Frequently Asked Questions
What determines the Luce Foundation’s targets for payout and new grants?
Adhering to the Internal Revenue Service (IRS) requirements, the Luce Foundation each year distributes five percent of the value of its assets. Some foundations and endowments use three-year or twelve-quarter rolling averages of asset-valuation to determine the level of their distribution. For the past eight years, the Luce Foundation has used a current-year formula, basing its payout on the average of the asset-valuation for the 12 months of the calendar year. As the IRS allows, the Luce Foundation counts administrative expenses toward the payout requirement, but maintains a voluntary cap of 15 percent on those expenditures.
Most grants are paid on a multi-year basis. Each fall, the Luce Foundation’s board tallies its commitments for the coming year, estimates the average asset-valuation, and then sets targets for the approval of new grants. During the year, those targets are reviewed and modified if market conditions change.
Can you say more about how the Luce Foundation makes decisions about new grants?
Prospective grantees often begin the process with an email or phone call to the director of the appropriate program. Before inviting a full proposal, the program director usually asks for a brief inquiry-letter, outlining the organization’s project and goals. This allows the program director to assess whether the proposed activity is a good fit for the Foundation’s mission and the program’s priorities, and also whether the needed funding is within the Foundation’s capacity. Further conversation and evaluation follow during the development of a proposal. When the proposal and all supporting materials have been made, the program director makes a recommendation first to the president and then to the board of directors, which takes action on all grants larger than $40,000.

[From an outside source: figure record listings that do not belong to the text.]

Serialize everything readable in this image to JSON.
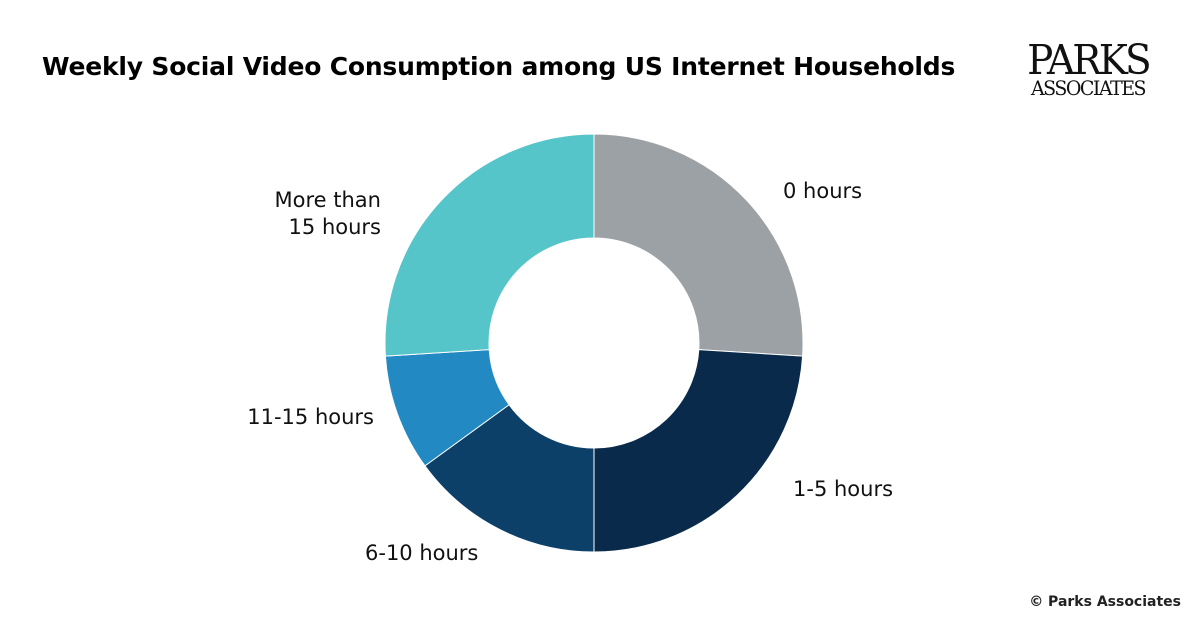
{
  "header": {
    "title": "Weekly Social Video Consumption among US Internet Households",
    "logo_line1": "PARKS",
    "logo_line2": "ASSOCIATES"
  },
  "footer": {
    "copyright": "© Parks Associates"
  },
  "chart_data": {
    "type": "pie",
    "variant": "donut",
    "title": "Weekly Social Video Consumption among US Internet Households",
    "categories": [
      "0 hours",
      "1-5 hours",
      "6-10 hours",
      "11-15 hours",
      "More than 15 hours"
    ],
    "label_lines": [
      [
        "0 hours"
      ],
      [
        "1-5 hours"
      ],
      [
        "6-10 hours"
      ],
      [
        "11-15 hours"
      ],
      [
        "More than",
        "15 hours"
      ]
    ],
    "values": [
      26,
      24,
      15,
      9,
      26
    ],
    "unit": "%",
    "colors": [
      "#9ca1a5",
      "#0a2a4b",
      "#0c4069",
      "#2389c2",
      "#56c5c9"
    ],
    "start_angle": "top",
    "direction": "clockwise",
    "data_labels_shown": false,
    "legend": "none"
  }
}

In competitive programs (like the American Art program’s annual exhibition grants), the program directors are assisted by panels of outside experts. In the Clare Boothe Luce program, decisions about new grants are made by a selection committee jointly appointed by the Luce and Heritage foundations, rather than by the Luce Foundation’s board. For grants under $40,000, the president approves new awards upon the program director’s recommendation and reports the approval to the board chair.
What areas are not supported by the foundation?
The Luce Foundation does not directly support health care, medical projects, disaster relief or international development projects, or the performing arts.
Does the Luce Foundation make grants to individuals?
The foundation makes no grants directly to individuals, with the sole exception of the Luce Scholars Program. Grants to institutions sometimes support individuals through special initiatives such as the Clare Boothe Luce Program, the Henry Luce III Theology Fellows, and the Dissertation Fellowships in American Art.
What fields are included within the Clare Boothe Luce Program?
Support is provided for women in the "hard" sciences, i.e., chemistry, physics, computer science, mathematics, and engineering. The medical sciences are not included.
Where can I learn more about other foundations?
One very helpful source is The Foundation Center, an independent national organization that provides authoritative information on foundation and corporate giving. The Center's website has general information about funding and links to other foundation websites.